Intersense of Burlington, Mass., provides the motiontracking sensors that literally track a user’s eyes and hand motions, to ensure the object they feel and manipulate in three dimensions matches the movements of their hands and eyes. It is this key piece of technology that allows users to interact in a three-dimensional environment the same way they move in their real environments, said Patrick Riley, Intersense’s director of corporate communications.


The tracking sensors determine how to move the images so they correspond with the user’s eye movements and with his or her sense of feel, Riley added.

“When you interact with the model, when you can adjust the vents, and turn the steering wheel of an automobile model, for example, you can judge the accuracy of the simulation, which is a critical step in virtual prototyping,” Riley said. “Reworking a physical model can take weeks, but reworking a virtual prototype can take only minutes, sometimes, if you can figure out what needs to be adjusted.
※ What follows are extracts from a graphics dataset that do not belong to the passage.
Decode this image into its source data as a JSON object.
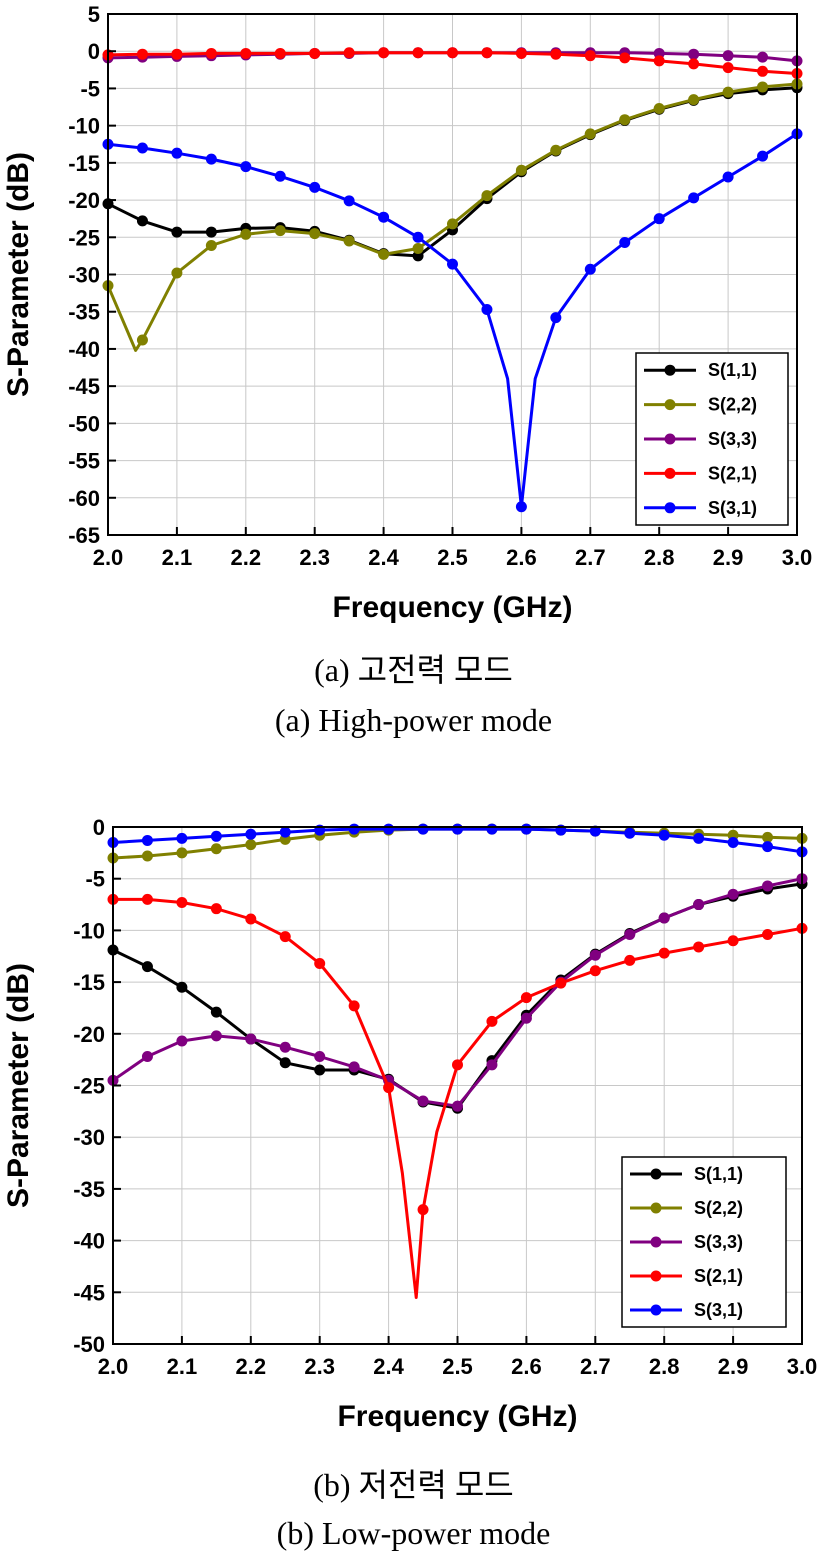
{
  "figures": [
    {
      "caption_korean": "(a) 고전력 모드",
      "caption_english": "(a) High-power mode"
    },
    {
      "caption_korean": "(b) 저전력 모드",
      "caption_english": "(b) Low-power mode"
    }
  ],
  "chart_data": [
    {
      "type": "line",
      "title": "",
      "xlabel": "Frequency (GHz)",
      "ylabel": "S-Parameter (dB)",
      "xlim": [
        2.0,
        3.0
      ],
      "ylim": [
        -65,
        5
      ],
      "xticks": [
        "2.0",
        "2.1",
        "2.2",
        "2.3",
        "2.4",
        "2.5",
        "2.6",
        "2.7",
        "2.8",
        "2.9",
        "3.0"
      ],
      "yticks": [
        "5",
        "0",
        "-5",
        "-10",
        "-15",
        "-20",
        "-25",
        "-30",
        "-35",
        "-40",
        "-45",
        "-50",
        "-55",
        "-60",
        "-65"
      ],
      "grid": true,
      "legend_position": "bottom-right",
      "series": [
        {
          "name": "S(1,1)",
          "color": "#000000",
          "x": [
            2.0,
            2.05,
            2.1,
            2.15,
            2.2,
            2.25,
            2.3,
            2.35,
            2.4,
            2.45,
            2.5,
            2.55,
            2.6,
            2.65,
            2.7,
            2.75,
            2.8,
            2.85,
            2.9,
            2.95,
            3.0
          ],
          "y": [
            -20.5,
            -22.8,
            -24.3,
            -24.3,
            -23.8,
            -23.7,
            -24.2,
            -25.4,
            -27.2,
            -27.5,
            -24.0,
            -19.8,
            -16.2,
            -13.4,
            -11.2,
            -9.3,
            -7.8,
            -6.6,
            -5.7,
            -5.2,
            -4.9
          ]
        },
        {
          "name": "S(2,2)",
          "color": "#808000",
          "x": [
            2.0,
            2.04,
            2.05,
            2.1,
            2.15,
            2.2,
            2.25,
            2.3,
            2.35,
            2.4,
            2.45,
            2.5,
            2.55,
            2.6,
            2.65,
            2.7,
            2.75,
            2.8,
            2.85,
            2.9,
            2.95,
            3.0
          ],
          "y": [
            -31.5,
            -40.2,
            -38.8,
            -29.8,
            -26.1,
            -24.6,
            -24.1,
            -24.5,
            -25.5,
            -27.3,
            -26.5,
            -23.2,
            -19.4,
            -16.0,
            -13.3,
            -11.1,
            -9.2,
            -7.7,
            -6.5,
            -5.5,
            -4.8,
            -4.4
          ]
        },
        {
          "name": "S(3,3)",
          "color": "#800080",
          "x": [
            2.0,
            2.05,
            2.1,
            2.15,
            2.2,
            2.25,
            2.3,
            2.35,
            2.4,
            2.45,
            2.5,
            2.55,
            2.6,
            2.65,
            2.7,
            2.75,
            2.8,
            2.85,
            2.9,
            2.95,
            3.0
          ],
          "y": [
            -0.9,
            -0.8,
            -0.7,
            -0.6,
            -0.5,
            -0.4,
            -0.3,
            -0.3,
            -0.2,
            -0.2,
            -0.2,
            -0.2,
            -0.2,
            -0.2,
            -0.2,
            -0.2,
            -0.3,
            -0.4,
            -0.6,
            -0.8,
            -1.3
          ]
        },
        {
          "name": "S(2,1)",
          "color": "#ff0000",
          "x": [
            2.0,
            2.05,
            2.1,
            2.15,
            2.2,
            2.25,
            2.3,
            2.35,
            2.4,
            2.45,
            2.5,
            2.55,
            2.6,
            2.65,
            2.7,
            2.75,
            2.8,
            2.85,
            2.9,
            2.95,
            3.0
          ],
          "y": [
            -0.5,
            -0.4,
            -0.4,
            -0.3,
            -0.3,
            -0.3,
            -0.3,
            -0.2,
            -0.2,
            -0.2,
            -0.2,
            -0.2,
            -0.3,
            -0.4,
            -0.6,
            -0.9,
            -1.3,
            -1.7,
            -2.2,
            -2.7,
            -3.0
          ]
        },
        {
          "name": "S(3,1)",
          "color": "#0000ff",
          "x": [
            2.0,
            2.05,
            2.1,
            2.15,
            2.2,
            2.25,
            2.3,
            2.35,
            2.4,
            2.45,
            2.5,
            2.55,
            2.58,
            2.6,
            2.62,
            2.65,
            2.7,
            2.75,
            2.8,
            2.85,
            2.9,
            2.95,
            3.0
          ],
          "y": [
            -12.5,
            -13.0,
            -13.7,
            -14.5,
            -15.5,
            -16.8,
            -18.3,
            -20.1,
            -22.3,
            -25.0,
            -28.6,
            -34.7,
            -44.0,
            -61.2,
            -44.0,
            -35.8,
            -29.3,
            -25.7,
            -22.5,
            -19.7,
            -16.9,
            -14.1,
            -11.1
          ]
        }
      ]
    },
    {
      "type": "line",
      "title": "",
      "xlabel": "Frequency (GHz)",
      "ylabel": "S-Parameter (dB)",
      "xlim": [
        2.0,
        3.0
      ],
      "ylim": [
        -50,
        0
      ],
      "xticks": [
        "2.0",
        "2.1",
        "2.2",
        "2.3",
        "2.4",
        "2.5",
        "2.6",
        "2.7",
        "2.8",
        "2.9",
        "3.0"
      ],
      "yticks": [
        "0",
        "-5",
        "-10",
        "-15",
        "-20",
        "-25",
        "-30",
        "-35",
        "-40",
        "-45",
        "-50"
      ],
      "grid": true,
      "legend_position": "bottom-right",
      "series": [
        {
          "name": "S(1,1)",
          "color": "#000000",
          "x": [
            2.0,
            2.05,
            2.1,
            2.15,
            2.2,
            2.25,
            2.3,
            2.35,
            2.4,
            2.45,
            2.5,
            2.55,
            2.6,
            2.65,
            2.7,
            2.75,
            2.8,
            2.85,
            2.9,
            2.95,
            3.0
          ],
          "y": [
            -11.9,
            -13.5,
            -15.5,
            -17.9,
            -20.5,
            -22.8,
            -23.5,
            -23.5,
            -24.4,
            -26.6,
            -27.2,
            -22.6,
            -18.2,
            -14.8,
            -12.3,
            -10.3,
            -8.8,
            -7.5,
            -6.7,
            -6.0,
            -5.5
          ]
        },
        {
          "name": "S(2,2)",
          "color": "#808000",
          "x": [
            2.0,
            2.05,
            2.1,
            2.15,
            2.2,
            2.25,
            2.3,
            2.35,
            2.4,
            2.45,
            2.5,
            2.55,
            2.6,
            2.65,
            2.7,
            2.75,
            2.8,
            2.85,
            2.9,
            2.95,
            3.0
          ],
          "y": [
            -3.0,
            -2.8,
            -2.5,
            -2.1,
            -1.7,
            -1.2,
            -0.8,
            -0.5,
            -0.3,
            -0.2,
            -0.2,
            -0.2,
            -0.2,
            -0.3,
            -0.4,
            -0.5,
            -0.6,
            -0.7,
            -0.8,
            -1.0,
            -1.1
          ]
        },
        {
          "name": "S(3,3)",
          "color": "#800080",
          "x": [
            2.0,
            2.05,
            2.1,
            2.15,
            2.2,
            2.25,
            2.3,
            2.35,
            2.4,
            2.45,
            2.5,
            2.55,
            2.6,
            2.65,
            2.7,
            2.75,
            2.8,
            2.85,
            2.9,
            2.95,
            3.0
          ],
          "y": [
            -24.5,
            -22.2,
            -20.7,
            -20.2,
            -20.5,
            -21.3,
            -22.2,
            -23.2,
            -24.5,
            -26.5,
            -27.0,
            -23.0,
            -18.5,
            -15.0,
            -12.4,
            -10.4,
            -8.8,
            -7.5,
            -6.5,
            -5.7,
            -5.0
          ]
        },
        {
          "name": "S(2,1)",
          "color": "#ff0000",
          "x": [
            2.0,
            2.05,
            2.1,
            2.15,
            2.2,
            2.25,
            2.3,
            2.35,
            2.4,
            2.42,
            2.44,
            2.45,
            2.47,
            2.5,
            2.55,
            2.6,
            2.65,
            2.7,
            2.75,
            2.8,
            2.85,
            2.9,
            2.95,
            3.0
          ],
          "y": [
            -7.0,
            -7.0,
            -7.3,
            -7.9,
            -8.9,
            -10.6,
            -13.2,
            -17.3,
            -25.2,
            -33.5,
            -45.5,
            -37.0,
            -29.5,
            -23.0,
            -18.8,
            -16.5,
            -15.1,
            -13.9,
            -12.9,
            -12.2,
            -11.6,
            -11.0,
            -10.4,
            -9.8
          ]
        },
        {
          "name": "S(3,1)",
          "color": "#0000ff",
          "x": [
            2.0,
            2.05,
            2.1,
            2.15,
            2.2,
            2.25,
            2.3,
            2.35,
            2.4,
            2.45,
            2.5,
            2.55,
            2.6,
            2.65,
            2.7,
            2.75,
            2.8,
            2.85,
            2.9,
            2.95,
            3.0
          ],
          "y": [
            -1.5,
            -1.3,
            -1.1,
            -0.9,
            -0.7,
            -0.5,
            -0.3,
            -0.2,
            -0.2,
            -0.2,
            -0.2,
            -0.2,
            -0.2,
            -0.3,
            -0.4,
            -0.6,
            -0.8,
            -1.1,
            -1.5,
            -1.9,
            -2.4
          ]
        }
      ]
    }
  ]
}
And it helps if you can adjust the model physically.”

In the near future, Malshe and his team plan to build a virtual reality system that will let users feel as though they’re assembling MEMS devices. This helps work out any production kinks and ensures that the device is buildable as designed, he said. Also on the horizon is a portable virtual reality system for MEMS design.

“If we could take this out of the laboratory, the applications for it would just widen,” he said. “In the future, the applications for this system are just going to explode like the applications for MEMS.”